Sementara itu, Kepala Kantor Perwakilan Bank Indonesia Provinsi Sumatera Utara, Rudy Brando Hutabarat, menilai inovasi tersebut sebagai langkah konkret dalam memperkuat fiskal daerah melalui pemanfaatan teknologi.
“Kalau sebelumnya pajak baru masuk sekitar satu bulan, sekarang bisa real-time. Ini lompatan besar untuk memastikan potensi PAD tidak hilang,” ujarnya.
Rudy juga merangkum keunggulan QRESTO dalam empat kata kunci, yakni Cepat, Utuh, Akurat, dan Nyaman (CUAN).
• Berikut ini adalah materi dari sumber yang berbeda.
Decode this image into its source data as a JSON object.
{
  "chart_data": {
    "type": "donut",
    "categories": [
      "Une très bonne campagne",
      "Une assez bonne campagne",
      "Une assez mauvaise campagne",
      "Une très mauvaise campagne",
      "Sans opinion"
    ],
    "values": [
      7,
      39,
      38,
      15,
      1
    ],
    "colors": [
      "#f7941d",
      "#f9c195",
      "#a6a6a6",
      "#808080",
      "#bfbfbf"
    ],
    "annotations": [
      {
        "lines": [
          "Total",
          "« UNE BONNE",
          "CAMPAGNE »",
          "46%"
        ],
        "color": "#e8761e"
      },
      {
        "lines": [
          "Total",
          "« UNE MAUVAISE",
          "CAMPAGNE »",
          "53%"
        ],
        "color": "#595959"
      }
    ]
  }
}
Ia menyebutkan bahwa implementasi sistem ini berpotensi diperluas ke seluruh kabupaten/kota di Sumatera Utara, bahkan direplikasi secara nasional.
Dengan jumlah lebih dari 4.000 restoran dan kafe di Kota Medan, potensi pajak dari sektor horeka dinilai sangat besar. Melalui QRESTO, diharapkan terjadi peningkatan signifikan dalam kepatuhan wajib pajak, percepatan penerimaan PAD, serta transparansi pengelolaan yang dapat diaudit setiap saat.